よしまる

カモン カモンのよしまるのレビュー・感想・評価

カモン カモン(2021年製作の映画)
4.2
 2022年公開の映画で劇場配信含めて鑑賞済は31本。んが。半分ほどしかレビューできてない💦

 2023年はまずこれを消化していこうと思うのだけれど、昨年はなぜかモノクロ作品で気になる物がチラホラ。
 本作は4つの都市を巡る擬似親子の物語。

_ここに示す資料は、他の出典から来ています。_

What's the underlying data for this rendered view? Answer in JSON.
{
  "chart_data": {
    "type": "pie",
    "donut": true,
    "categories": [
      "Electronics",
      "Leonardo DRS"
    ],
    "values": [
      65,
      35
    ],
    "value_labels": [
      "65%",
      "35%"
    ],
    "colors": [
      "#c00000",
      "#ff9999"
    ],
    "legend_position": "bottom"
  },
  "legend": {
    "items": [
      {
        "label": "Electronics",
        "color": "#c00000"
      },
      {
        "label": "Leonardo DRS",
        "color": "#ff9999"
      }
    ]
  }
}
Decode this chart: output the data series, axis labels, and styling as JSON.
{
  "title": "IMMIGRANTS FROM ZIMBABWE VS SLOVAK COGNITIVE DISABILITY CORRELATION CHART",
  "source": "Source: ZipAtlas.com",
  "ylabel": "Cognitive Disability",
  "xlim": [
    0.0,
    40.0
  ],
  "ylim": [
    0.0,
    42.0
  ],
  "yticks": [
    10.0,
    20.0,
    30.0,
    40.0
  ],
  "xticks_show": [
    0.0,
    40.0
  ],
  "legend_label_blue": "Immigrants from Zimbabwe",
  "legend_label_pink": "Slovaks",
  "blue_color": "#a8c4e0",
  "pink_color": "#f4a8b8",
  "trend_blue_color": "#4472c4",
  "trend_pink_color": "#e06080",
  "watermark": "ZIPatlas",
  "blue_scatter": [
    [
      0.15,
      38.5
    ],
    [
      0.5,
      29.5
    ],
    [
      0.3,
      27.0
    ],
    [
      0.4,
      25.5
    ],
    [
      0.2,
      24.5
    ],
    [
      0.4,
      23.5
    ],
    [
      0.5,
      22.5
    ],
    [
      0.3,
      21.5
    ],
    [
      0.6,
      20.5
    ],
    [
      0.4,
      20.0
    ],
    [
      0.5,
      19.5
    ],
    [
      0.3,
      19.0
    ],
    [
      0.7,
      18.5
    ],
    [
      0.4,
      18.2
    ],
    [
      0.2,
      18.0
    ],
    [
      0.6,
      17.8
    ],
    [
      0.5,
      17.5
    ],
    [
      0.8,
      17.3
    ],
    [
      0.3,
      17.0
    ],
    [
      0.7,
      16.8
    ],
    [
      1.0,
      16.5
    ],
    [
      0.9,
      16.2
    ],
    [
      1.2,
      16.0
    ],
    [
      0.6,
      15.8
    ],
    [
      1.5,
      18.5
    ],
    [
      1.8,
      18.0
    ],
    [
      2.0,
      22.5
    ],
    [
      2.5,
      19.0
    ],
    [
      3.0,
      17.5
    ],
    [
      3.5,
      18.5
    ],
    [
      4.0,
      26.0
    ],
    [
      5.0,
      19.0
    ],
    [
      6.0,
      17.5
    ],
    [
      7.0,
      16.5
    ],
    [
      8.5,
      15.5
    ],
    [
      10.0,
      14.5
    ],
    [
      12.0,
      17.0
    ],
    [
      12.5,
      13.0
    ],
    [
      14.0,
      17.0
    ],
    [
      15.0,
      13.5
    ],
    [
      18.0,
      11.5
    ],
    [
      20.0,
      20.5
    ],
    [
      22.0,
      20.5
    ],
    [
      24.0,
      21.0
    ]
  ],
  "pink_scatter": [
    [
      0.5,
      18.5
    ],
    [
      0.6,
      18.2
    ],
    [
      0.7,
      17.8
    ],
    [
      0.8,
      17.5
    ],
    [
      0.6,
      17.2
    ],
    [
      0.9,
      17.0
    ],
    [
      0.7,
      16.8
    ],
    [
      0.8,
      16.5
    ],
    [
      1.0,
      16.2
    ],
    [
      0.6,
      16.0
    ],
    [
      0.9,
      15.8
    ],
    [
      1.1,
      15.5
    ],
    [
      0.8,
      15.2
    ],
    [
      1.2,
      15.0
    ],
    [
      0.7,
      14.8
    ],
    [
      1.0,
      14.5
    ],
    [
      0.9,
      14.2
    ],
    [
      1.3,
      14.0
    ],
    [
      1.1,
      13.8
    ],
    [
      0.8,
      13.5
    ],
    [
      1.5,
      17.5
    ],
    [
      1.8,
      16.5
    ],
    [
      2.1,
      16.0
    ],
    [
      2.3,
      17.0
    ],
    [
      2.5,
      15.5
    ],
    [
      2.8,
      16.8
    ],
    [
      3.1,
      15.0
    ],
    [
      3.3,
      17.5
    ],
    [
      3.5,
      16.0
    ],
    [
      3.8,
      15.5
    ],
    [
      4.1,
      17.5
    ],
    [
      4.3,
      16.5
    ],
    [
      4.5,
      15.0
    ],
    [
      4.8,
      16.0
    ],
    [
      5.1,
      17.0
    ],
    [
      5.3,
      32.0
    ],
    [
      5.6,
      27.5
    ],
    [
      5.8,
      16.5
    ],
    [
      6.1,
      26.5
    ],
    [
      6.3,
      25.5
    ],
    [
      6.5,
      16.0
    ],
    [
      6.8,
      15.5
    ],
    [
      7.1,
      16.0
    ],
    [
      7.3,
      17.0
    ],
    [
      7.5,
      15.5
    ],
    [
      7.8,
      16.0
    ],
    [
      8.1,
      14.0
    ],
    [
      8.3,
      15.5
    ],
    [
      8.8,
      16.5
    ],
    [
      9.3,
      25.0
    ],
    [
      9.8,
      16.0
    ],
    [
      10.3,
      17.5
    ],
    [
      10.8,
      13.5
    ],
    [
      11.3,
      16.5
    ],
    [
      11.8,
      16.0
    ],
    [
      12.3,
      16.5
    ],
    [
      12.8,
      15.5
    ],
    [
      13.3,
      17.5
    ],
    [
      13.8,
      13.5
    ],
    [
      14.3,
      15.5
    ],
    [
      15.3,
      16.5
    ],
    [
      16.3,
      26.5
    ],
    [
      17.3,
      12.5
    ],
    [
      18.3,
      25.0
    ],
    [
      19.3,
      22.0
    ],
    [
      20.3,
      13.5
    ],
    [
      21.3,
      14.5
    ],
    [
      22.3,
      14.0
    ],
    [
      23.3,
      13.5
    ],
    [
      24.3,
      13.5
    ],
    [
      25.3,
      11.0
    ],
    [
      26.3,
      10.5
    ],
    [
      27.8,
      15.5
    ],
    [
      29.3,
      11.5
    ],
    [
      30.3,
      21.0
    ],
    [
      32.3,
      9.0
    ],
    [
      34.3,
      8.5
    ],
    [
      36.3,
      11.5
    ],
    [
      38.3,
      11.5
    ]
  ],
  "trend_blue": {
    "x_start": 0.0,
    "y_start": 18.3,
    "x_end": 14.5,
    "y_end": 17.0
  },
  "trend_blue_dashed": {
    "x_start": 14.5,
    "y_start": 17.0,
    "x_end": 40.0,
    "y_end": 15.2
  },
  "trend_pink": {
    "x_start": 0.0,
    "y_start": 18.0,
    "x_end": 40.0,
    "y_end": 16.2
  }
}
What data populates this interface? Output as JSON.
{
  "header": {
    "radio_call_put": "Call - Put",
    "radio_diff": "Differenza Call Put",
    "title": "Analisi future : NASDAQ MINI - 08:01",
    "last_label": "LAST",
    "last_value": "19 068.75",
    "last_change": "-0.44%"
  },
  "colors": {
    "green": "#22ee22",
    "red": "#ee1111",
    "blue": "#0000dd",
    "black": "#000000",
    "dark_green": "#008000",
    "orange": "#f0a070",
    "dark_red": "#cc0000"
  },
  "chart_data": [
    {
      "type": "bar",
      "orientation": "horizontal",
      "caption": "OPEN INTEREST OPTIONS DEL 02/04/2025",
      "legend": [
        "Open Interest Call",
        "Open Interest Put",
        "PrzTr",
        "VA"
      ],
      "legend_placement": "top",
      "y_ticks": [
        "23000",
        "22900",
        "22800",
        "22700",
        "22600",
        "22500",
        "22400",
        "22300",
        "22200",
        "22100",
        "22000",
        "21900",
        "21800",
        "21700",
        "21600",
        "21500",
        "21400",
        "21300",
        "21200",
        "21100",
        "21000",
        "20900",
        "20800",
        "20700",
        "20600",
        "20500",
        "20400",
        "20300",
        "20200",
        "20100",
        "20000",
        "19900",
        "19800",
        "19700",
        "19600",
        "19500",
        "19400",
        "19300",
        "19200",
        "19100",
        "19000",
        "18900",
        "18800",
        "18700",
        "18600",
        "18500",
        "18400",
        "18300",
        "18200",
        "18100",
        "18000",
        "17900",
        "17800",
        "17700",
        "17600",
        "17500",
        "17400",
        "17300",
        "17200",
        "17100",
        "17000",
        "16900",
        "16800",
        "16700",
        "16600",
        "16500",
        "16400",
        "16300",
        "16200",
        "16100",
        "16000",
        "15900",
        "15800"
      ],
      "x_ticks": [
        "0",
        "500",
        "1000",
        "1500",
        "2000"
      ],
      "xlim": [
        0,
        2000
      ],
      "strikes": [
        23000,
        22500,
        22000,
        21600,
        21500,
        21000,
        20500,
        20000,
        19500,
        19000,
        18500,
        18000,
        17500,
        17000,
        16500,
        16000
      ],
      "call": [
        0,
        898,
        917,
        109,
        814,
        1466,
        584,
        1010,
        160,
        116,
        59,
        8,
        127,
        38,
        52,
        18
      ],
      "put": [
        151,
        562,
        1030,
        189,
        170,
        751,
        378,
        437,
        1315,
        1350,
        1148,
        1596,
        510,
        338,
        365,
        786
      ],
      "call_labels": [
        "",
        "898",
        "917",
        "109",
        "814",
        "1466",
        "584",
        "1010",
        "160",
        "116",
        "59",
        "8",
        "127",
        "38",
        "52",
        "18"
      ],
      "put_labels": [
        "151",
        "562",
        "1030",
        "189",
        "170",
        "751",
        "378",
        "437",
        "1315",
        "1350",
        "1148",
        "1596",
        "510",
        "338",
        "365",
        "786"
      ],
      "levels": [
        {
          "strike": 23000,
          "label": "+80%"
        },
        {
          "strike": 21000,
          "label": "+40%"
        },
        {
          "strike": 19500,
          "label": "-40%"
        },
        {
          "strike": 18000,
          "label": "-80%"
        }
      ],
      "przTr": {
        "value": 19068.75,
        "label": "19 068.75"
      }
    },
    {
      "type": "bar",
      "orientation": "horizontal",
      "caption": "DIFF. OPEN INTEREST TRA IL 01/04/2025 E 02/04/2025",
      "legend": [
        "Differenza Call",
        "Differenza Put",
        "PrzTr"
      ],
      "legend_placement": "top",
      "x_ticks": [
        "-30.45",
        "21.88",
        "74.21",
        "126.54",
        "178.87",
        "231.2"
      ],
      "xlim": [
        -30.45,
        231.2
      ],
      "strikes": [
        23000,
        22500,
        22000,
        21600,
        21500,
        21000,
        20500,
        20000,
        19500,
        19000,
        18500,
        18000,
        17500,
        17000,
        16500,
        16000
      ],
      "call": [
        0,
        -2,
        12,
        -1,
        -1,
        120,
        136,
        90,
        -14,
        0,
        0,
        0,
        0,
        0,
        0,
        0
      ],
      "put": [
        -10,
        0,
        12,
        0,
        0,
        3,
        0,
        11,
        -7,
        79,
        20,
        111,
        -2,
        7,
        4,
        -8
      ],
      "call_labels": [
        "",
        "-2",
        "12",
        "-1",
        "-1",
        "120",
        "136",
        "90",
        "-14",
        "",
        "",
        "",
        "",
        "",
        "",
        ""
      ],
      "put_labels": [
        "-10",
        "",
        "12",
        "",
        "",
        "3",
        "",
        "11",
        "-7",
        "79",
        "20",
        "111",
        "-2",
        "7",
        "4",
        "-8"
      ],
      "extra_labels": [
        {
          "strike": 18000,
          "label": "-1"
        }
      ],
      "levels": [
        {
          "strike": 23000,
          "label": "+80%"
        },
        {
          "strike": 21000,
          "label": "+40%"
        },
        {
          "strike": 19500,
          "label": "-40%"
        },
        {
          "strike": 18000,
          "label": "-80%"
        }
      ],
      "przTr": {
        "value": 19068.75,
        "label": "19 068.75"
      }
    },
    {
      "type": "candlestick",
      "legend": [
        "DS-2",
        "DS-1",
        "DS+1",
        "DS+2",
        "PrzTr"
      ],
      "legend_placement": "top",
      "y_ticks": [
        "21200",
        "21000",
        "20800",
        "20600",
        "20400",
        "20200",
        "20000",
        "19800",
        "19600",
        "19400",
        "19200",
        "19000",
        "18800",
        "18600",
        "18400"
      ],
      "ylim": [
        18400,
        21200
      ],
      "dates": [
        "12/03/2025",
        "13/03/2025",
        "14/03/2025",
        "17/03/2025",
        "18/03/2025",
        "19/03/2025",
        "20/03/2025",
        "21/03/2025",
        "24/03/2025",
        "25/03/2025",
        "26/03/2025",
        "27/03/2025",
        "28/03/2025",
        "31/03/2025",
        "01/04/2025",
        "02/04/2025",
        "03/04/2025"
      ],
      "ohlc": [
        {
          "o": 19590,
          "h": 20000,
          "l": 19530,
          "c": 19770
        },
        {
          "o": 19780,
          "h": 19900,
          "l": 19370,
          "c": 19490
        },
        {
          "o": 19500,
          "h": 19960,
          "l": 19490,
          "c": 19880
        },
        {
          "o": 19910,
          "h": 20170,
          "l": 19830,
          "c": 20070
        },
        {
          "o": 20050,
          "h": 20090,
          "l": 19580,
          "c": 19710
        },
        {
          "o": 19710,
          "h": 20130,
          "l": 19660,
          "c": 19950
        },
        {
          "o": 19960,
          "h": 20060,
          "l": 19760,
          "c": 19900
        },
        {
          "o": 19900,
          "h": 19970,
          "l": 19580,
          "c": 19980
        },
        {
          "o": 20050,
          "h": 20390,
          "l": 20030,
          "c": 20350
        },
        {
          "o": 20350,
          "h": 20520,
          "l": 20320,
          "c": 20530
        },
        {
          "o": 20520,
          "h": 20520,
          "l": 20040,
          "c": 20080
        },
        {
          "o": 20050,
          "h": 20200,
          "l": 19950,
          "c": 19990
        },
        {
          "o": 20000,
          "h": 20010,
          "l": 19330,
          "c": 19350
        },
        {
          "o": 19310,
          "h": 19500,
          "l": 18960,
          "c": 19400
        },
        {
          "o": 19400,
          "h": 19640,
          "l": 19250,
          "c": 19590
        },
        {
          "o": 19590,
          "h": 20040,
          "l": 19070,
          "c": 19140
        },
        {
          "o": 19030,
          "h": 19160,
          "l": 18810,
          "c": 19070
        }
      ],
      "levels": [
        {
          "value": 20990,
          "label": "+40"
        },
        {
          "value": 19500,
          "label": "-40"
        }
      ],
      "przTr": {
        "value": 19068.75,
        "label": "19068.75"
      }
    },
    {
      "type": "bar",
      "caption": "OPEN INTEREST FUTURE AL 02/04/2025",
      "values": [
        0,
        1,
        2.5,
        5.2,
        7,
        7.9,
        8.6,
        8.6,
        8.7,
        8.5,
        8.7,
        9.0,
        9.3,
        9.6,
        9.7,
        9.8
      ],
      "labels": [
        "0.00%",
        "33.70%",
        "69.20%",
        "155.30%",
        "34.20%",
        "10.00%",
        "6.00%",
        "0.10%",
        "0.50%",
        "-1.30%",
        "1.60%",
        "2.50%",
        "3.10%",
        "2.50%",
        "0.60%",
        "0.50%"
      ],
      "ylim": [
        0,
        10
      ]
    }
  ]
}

画面の色を平坦化することにより世界観の統一を意識したそうで、どの作品もそれぞれモノクロで撮る意図が明確であったことが面白いし、どれもが高品質だった。
 そしてもちろん、ホアキンすげえ!

 実際、ロードムービー的ではあるけれど行く先々の景色を楽しむような映画ではない。良い意味で場面が凸凹しないのだ。
 だから、おじさんと甥っ子という微妙な距離感の2人にのみフォーカスし、互いの心と心の葛藤を存分に楽しむことができる。
 いがみあい、許しあい、主張はしつつもお互いを尊重し合う2人の行く末をただいつまでも見守っていたくなる。

 フックとなるのは、デトロイト、ロサンゼルス、ニューヨーク、ニューオーリンズというその4つの都市でジャーナリスト役のホアキンが試みるインタビュー。
 映画は極めてミニマルな視点で作られていながら、こうした歴史や環境の異なる地区で子どもたちが世界を憂い、未来に目を輝かせて語るシーンがインサートされていくのだけれど、これがドキュメンタリーとしての側面を合わせ持ち、この擬似親子がいま置かれている環境を見事に浮き彫りにしていく。

 子供を使ったお涙頂戴映画などでは決してない。むしろ子供ゆえの邪気のない狡猾さもしっかり描き、子供と大人を対等な「人」として捉えたうえで、未来に希望を抱かせる、そんな素敵しかない映画だった。